Prashant Kishor’s next step, in fact the first full step after he moved into the Chief Minister’s residence on June 2 — and after his campaign for the government’s “Badh Chala Bihar” programme was stayed by the Election Commission on account of the model code of conduct in force for the ongoing MLC elections — will be “Har Ghar Dastak”.

The ambitious door-to-door campaign will be kicked off at 10:30 am on July 2, simultaneously from 10,000 locations in the state. In 30 days, 1 crore households, or roughly 3 crore voters, will be targeted.

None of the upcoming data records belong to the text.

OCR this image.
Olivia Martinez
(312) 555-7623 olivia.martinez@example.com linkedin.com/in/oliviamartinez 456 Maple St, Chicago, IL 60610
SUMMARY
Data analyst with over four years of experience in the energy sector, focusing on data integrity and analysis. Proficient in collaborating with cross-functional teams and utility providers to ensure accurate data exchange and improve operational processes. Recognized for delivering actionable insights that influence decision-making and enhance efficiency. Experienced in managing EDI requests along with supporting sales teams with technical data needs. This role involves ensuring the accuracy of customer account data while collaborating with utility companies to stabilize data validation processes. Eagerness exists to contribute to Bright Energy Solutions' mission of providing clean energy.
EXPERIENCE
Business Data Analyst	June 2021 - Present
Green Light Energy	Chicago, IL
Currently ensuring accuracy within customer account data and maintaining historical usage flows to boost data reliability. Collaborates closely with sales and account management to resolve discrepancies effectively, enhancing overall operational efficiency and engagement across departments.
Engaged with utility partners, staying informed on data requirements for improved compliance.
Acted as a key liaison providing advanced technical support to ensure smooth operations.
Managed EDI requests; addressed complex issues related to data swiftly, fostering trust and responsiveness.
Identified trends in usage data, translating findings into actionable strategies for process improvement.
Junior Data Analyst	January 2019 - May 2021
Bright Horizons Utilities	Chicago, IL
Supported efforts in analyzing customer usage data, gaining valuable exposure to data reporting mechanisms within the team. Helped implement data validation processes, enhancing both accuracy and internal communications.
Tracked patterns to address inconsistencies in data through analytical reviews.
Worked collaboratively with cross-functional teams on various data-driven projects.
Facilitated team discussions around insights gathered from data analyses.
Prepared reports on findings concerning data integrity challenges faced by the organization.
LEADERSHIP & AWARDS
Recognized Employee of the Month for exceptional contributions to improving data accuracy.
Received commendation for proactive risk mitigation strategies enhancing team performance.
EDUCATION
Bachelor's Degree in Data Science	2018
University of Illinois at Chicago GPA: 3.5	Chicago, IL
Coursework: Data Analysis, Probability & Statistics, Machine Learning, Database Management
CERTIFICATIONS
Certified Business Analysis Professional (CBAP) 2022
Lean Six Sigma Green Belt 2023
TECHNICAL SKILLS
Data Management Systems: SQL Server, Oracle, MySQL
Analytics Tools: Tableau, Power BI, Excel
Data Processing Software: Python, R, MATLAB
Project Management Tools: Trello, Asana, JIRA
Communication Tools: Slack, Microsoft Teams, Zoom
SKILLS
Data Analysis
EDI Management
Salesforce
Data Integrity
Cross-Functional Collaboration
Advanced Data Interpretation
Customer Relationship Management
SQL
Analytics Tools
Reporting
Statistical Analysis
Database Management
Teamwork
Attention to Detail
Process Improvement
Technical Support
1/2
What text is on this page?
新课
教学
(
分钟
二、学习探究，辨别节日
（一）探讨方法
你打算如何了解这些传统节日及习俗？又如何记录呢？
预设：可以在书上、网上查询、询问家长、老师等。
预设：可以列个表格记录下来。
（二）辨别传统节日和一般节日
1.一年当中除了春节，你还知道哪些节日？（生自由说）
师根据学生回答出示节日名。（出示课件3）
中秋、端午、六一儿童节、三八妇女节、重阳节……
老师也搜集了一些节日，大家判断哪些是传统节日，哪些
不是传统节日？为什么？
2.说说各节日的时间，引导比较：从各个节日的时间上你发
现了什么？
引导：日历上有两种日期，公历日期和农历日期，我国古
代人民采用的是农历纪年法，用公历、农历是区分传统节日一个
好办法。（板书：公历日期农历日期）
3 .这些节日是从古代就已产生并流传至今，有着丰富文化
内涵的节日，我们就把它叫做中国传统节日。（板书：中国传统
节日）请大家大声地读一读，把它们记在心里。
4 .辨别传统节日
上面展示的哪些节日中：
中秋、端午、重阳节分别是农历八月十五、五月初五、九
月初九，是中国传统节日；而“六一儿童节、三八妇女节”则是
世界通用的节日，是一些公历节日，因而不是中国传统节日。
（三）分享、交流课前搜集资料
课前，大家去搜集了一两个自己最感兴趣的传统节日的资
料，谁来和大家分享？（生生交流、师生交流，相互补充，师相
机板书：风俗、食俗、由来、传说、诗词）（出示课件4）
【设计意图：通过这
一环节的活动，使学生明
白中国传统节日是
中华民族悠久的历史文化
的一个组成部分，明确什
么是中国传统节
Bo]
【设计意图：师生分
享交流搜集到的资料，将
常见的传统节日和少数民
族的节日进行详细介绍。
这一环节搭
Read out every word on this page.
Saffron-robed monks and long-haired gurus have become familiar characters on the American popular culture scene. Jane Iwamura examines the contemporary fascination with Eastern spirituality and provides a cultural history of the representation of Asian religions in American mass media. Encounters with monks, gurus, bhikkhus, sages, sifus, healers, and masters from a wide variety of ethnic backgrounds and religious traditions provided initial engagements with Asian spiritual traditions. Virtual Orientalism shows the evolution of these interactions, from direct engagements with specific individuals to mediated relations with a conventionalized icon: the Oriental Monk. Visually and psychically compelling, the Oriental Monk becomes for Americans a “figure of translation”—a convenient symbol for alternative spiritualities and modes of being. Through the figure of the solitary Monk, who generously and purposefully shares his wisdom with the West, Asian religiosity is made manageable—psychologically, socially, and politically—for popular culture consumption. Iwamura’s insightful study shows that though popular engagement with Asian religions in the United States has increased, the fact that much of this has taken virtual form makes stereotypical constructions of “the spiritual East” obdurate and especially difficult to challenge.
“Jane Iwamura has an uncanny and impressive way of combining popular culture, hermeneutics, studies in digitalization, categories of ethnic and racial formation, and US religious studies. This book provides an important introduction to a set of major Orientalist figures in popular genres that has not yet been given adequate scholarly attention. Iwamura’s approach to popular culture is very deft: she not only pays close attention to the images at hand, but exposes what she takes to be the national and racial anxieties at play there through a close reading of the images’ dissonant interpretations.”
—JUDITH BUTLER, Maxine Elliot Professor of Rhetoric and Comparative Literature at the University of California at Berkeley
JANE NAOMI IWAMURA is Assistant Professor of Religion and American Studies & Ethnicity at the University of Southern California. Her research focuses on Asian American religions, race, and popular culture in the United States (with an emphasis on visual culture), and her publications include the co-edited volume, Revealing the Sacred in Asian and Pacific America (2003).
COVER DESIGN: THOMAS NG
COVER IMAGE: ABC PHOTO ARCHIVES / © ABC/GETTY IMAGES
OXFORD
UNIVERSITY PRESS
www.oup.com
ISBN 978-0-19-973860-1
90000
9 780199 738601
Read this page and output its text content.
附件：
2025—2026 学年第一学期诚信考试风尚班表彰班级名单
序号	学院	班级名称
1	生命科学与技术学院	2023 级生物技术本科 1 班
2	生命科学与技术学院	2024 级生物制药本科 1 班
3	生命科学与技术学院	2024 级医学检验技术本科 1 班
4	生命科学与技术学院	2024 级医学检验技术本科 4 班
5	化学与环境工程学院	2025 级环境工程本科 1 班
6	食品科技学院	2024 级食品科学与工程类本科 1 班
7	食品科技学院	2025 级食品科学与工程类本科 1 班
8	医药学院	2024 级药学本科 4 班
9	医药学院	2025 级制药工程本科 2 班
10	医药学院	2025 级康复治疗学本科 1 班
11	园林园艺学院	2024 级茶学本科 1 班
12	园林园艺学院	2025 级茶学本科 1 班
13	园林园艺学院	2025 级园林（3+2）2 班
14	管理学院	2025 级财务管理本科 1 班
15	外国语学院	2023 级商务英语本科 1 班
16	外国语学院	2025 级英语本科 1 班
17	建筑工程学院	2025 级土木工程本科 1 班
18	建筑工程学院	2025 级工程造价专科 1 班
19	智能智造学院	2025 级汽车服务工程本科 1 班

This will involve “no high technology, no data, not even a pamphlet”, says a source. JD(U) workers will knock on doors, armed with precisely four talking points: Do you think Bihar has seen vikas or progress in the last 10 years? Have you or your community gained? Is Nitish the hero of this change, does the credit go to him? If it is so, wouldn’t you consider extending your support to him? Then, they’ll leave, after pasting a Nitish campaign sticker on the main door.

Nitish himself will knock on the doors of 10 homes in Patna on July 2. And that sums up the difference between Brand Nitish and Brand Modi, as crafted by Kishor.

Sources say that the Nitish campaign will be the antithesis of what people might expect after the Modi campaign starring Modi in 3D. “Modi was told then that he could not be packaged as the Vajpayee of the BJP, but as its Indira (Gandhi). Now, it would be a disaster if Nitish were to be projected like Modi,” says a source.

So, who is the target audience of the Nitish campaign? It will seek to appeal to all those, it is being said, who did not fall into the Modi wave in 2014. “Those who didn’t like the tall claims and the authoritative leader who is omnipresent and has all the solutions. Those who were repulsed by the 3D drama. Those who want their leader to be humble, not big, mighty, or macho.”